Ultimately, the case was decided based on evidence of when the Applicant had started using its mark, and whether they had used the mark in Canada prior to this date.

The following is a summary of these issues and the Court’s decision with respect to each.

What is the relevant date for assessing passing off?

The Court found the relevant date for assessing passing off was the date the Respondent, the more junior mark owner, entered the marketplace and started bringing the mark to the Canadian public’s attention.

There was debate concerning what the relevant date was, either 2011, the year the Respondent incorporated, or a few years later, when the Respondent’s activities rose to a level that constituted misrepresentation and caused confusion in the marketplace. The Court ultimately found the relevant date was when the Respondent started “directing public attention to its goods and services in a manner alleged to be confusing.”[3]

How is use assessed in the context of services?

The Applicant attempted to substantiate the use of its trademark in Canada, prior to the relevant date of 2011, through sample agreements and invoices related to film distribution in Canada. However, the Court was not convinced the evidence provided, demonstrated any valid trademark use in Canada prior to 2011.

Evidence filed included agreements with companies with addresses in the US, an unsigned and undated licensing agreement with a Canadian production company, a signed licensing agreement dated after the relevant period and invoices to other American distribution companies. While the Applicant’s witness testified that there had been use of its mark in Canada, prior to the relevant date, the Court afforded these bare statements little weight without corroborative documentary evidence.

This case brings up the difficulties in establishing valid trademark use in association with services provided within a distribution chain. As was stated in Hilton Worldwide Holding LLP v Miller Thomson, 2020 FCA 134 at paras 85, 107-117, the benefit of a service must be delivered to people physically present in Canada. Additionally, an element of use of services in Canada is dependent on the relationship, or level of interactivity, between the owner of the trademark and the customer.

The Applicant argued that moviegoers in Canada received the benefit of its services, however the Court disagreed and found that Canadian Intermediaries, with which the Applicant would directly or indirectly transact, were the ultimate beneficiaries of the services offered.

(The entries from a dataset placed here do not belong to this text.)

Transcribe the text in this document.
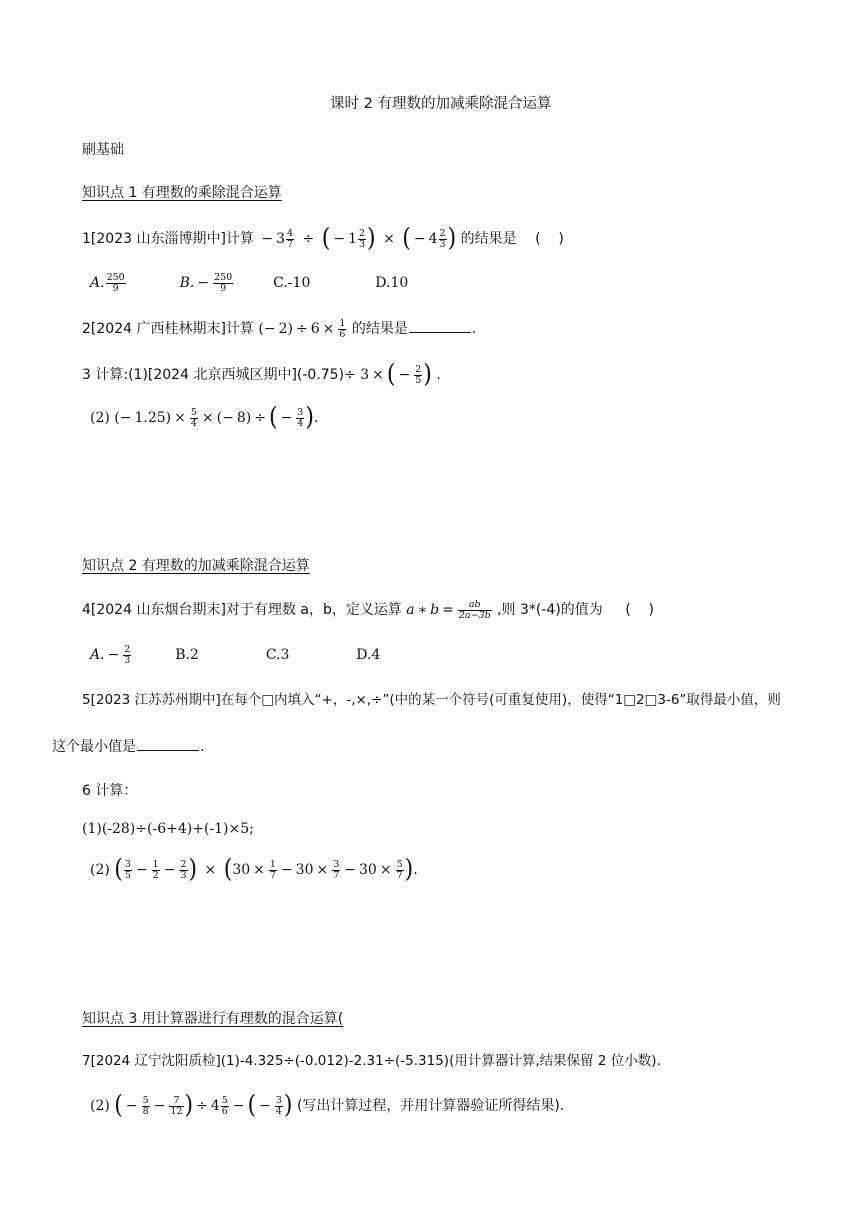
课时 2 有理数的加减乘除混合运算
刷基础
知识点 1 有理数的乘除混合运算
1[2023 山东淄博期中]计算 − $3 \frac{4}{7}$ ÷ ( − $1 \frac{2}{3}$ ) × ( − $4 \frac{2}{3}$ ) 的结果是 (    )
A. $\frac{250}{9}$	B. − $\frac{250}{9}$	C.-10	D.10
2[2024 广西桂林期末]计算 (− $2) \div 6 \times \frac{1}{6}$ 的结果是	.
3 计算:(1)[2024 北京西城区期中](-0.75)÷ 3 × ( − $\frac{2}{5}$ ) .
(2) (− $1.25) \times \frac{5}{4}$ × (− 8) ÷ ( − $\frac{3}{4}$ ).
知识点 2 有理数的加减乘除混合运算
4[2024 山东烟台期末]对于有理数 a，b，定义运算 a ∗ $b = \frac{ab}{2a-3b}$ ,则 3*(-4)的值为 (    )
A. − $\frac{2}{3}$	B.2	C.3	D.4
5[2023 江苏苏州期中]在每个□内填入“+，-,×,÷”(中的某一个符号(可重复使用)，使得“1□2□3-6”取得最小值，则
这个最小值是	.
6 计算：
(1)(-28)÷(-6+4)+(-1)×5;
(2) ( $\frac{3}{5} - \frac{1}{2} - \frac{2}{3}$ ) × ($30 \times \frac{1}{7} - 30 \times \frac{3}{7} - 30 \times \frac{5}{7}$ ).
知识点 3 用计算器进行有理数的混合运算(
7[2024 辽宁沈阳质检](1)-4.325÷(-0.012)-2.31÷(-5.315)(用计算器计算,结果保留 2 位小数).
(2) ( − $\frac{5}{8} - \frac{7}{12}$ ) ÷ $4 \frac{5}{6}$ − ( − $\frac{3}{4}$ ) (写出计算过程，并用计算器验证所得结果).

The Applicant also argued that advertisement of its mark in the credits of the movies and the DVD dustjackets of the films it distributed, constituted valid trademark use. However, the Court found that there was no evidence that the movies distributed by the Applicant were shown in Canada, or that a Canadian bought a DVD from the Applicant’s website, prior to the relevant date.

Conclusion

The Court found the Applicant lacked the evidence necessary to establish the existence of a valid trademark prior to the relevant date and therefore, did not meet the minimum threshold for a claim of passing off.

Obiter

In obiter, the Court applied the test for passing off in the alternative, finding that there was no goodwill, and no deception of the public due to a misrepresentation.

Lack of goodwill

For the same reasons the Court found the Applicant had not demonstrated the existence of a valid trademark as of the relevant date (2011), the Court found the Applicant had not demonstrated goodwill subsisted in its trademark. The Court clarified that the relevant date for assessing use of the Applicant’s trademark, was the same for assessing the goodwill associated with the mark.

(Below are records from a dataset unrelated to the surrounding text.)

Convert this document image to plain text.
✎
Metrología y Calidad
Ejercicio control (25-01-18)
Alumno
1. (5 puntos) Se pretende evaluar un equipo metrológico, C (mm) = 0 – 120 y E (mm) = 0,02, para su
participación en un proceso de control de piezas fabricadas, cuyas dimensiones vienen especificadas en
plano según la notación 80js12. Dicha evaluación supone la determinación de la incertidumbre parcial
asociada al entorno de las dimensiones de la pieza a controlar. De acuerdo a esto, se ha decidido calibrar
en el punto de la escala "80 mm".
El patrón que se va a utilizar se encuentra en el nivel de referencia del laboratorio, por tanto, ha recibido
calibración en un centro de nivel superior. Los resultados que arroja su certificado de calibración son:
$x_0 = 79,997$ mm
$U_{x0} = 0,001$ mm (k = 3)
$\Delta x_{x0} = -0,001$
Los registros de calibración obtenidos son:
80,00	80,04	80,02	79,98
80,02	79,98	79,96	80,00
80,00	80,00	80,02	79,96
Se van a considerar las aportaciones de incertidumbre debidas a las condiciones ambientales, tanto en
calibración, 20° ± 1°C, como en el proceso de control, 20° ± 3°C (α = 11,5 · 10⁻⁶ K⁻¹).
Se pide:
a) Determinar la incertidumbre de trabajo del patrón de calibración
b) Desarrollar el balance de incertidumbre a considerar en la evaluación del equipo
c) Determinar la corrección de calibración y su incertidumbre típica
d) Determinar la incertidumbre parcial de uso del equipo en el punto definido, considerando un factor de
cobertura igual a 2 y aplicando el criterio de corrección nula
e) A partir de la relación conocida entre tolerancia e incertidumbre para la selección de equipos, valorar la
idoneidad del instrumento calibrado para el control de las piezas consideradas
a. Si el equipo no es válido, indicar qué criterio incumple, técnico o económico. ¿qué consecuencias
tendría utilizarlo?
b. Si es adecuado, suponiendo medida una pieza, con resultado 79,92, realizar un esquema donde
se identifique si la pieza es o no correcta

No deception of the public

Assuming a valid trademark, the Court would have found confusion between the Applicant and Respondent’s marks. However, given the Applicant’s lack of evidence of a valid trademark, the Court found there would have been no deception of the public as to the source of the services purchased.

 

 



[1] 2K4 Inc. (Indican Pictures) v. Indiecan Entertainment Inc., 2025 FC 20, at para 24.

[2] 2K4 Inc. (Indican Pictures) v. Indiecan Entertainment Inc., 2025 FC 20 at para 56.

[3] 2K4 Inc. (Indican Pictures) v. Indiecan Entertainment Inc., 2025 FC 20 at para 31.